I gave up hope of straightening incognito and took my plate back to my table, resigned to having to excuse myself to the restroom. Besides, it probably felt worse than it looked. I smiled over to my daughter who was working the soda bar across the room.
After I put my plate down and before I cut loose to the facilities, my daughter magically appeared in front of me. She hissed at me under her breath. “MOM! You need to go fix yourself. NOW. You look like you have two boobs on one side.”

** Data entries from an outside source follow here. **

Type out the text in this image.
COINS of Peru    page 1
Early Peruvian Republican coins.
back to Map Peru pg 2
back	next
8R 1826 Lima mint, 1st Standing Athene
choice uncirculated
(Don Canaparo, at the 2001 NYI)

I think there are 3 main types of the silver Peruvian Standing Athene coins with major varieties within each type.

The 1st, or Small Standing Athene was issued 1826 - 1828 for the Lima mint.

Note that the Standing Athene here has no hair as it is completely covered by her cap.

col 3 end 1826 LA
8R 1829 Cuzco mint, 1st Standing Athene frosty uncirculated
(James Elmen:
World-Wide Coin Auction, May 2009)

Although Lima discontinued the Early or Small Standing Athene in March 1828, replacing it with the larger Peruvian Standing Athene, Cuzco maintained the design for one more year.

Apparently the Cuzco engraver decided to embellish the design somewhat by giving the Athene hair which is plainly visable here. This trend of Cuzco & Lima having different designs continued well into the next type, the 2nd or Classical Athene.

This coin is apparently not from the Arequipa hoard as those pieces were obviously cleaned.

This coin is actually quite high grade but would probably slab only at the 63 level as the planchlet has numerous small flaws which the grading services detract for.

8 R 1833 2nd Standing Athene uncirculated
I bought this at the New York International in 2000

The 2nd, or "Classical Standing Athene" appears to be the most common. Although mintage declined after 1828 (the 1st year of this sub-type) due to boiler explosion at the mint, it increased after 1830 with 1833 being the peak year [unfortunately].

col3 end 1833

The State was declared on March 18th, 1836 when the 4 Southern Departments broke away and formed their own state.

Meanwhile my husband, who has been at my side the whole time and never noticed a thing, is already eating. I glare down at him and he looks up at me and asks me if I got some of the orange chicken because I really should have gotten some of the orange chicken, and by the way daughter, do you know where you guys ordered the orange chicken from, because THE ORANGE CHICKEN IS REALLY GOOD. He has NO IDEA how close he came to wearing his orange chicken.
So now I have to walk clear across the room to the exit by the bathroom and suddenly it feels like I AM THE ONE ONSTAGE.
“Daughter,” I whisper, “why don’t I wait until the show starts and the lights go down?”
“No mom. That’s rude and unacceptable in theater. You need to fix it now.”
So I walk across the room, the whole way pretending to scratch my chin so my arm can crook over my right side, which apparently is in possession of two boobs.
In the restroom I square myself off and look in the mirror.
OK. Not pretty. But not exactly TWO boobs on the right side. More like a double-up. You know, like those waves that have a wave on their backside.
Apparently I missed a flush. Or been too self-occupied to realize someone was using the facilities. But as I started to pry open my cami, the jelly boob free fell out and plopped onto the floor as a young woman of about 17 simultaneously walked out of the stall. For a second that stretched into eternity, we both stood there, the quivering mass of flesh-colored jello on the floor between us. Then the girl politely stepped over it, washed her hands, dried them, stepped over it again and exited. She was way cool.
My inner monologue was not so cool. It was SO HARD to just stand there. And though I lacked the fortitude to JUST PICK UP THE FUCKING THING AND STICK IT BACK IN, at least I did not blurt out the train wreck going on in my head. No. I am NOT some wanna be MILF. REALLY REALLY REALLY. I’m just a battle scared survivor who can’t wear most bras. TRYING TO NOT SHOW MY NIPPLES.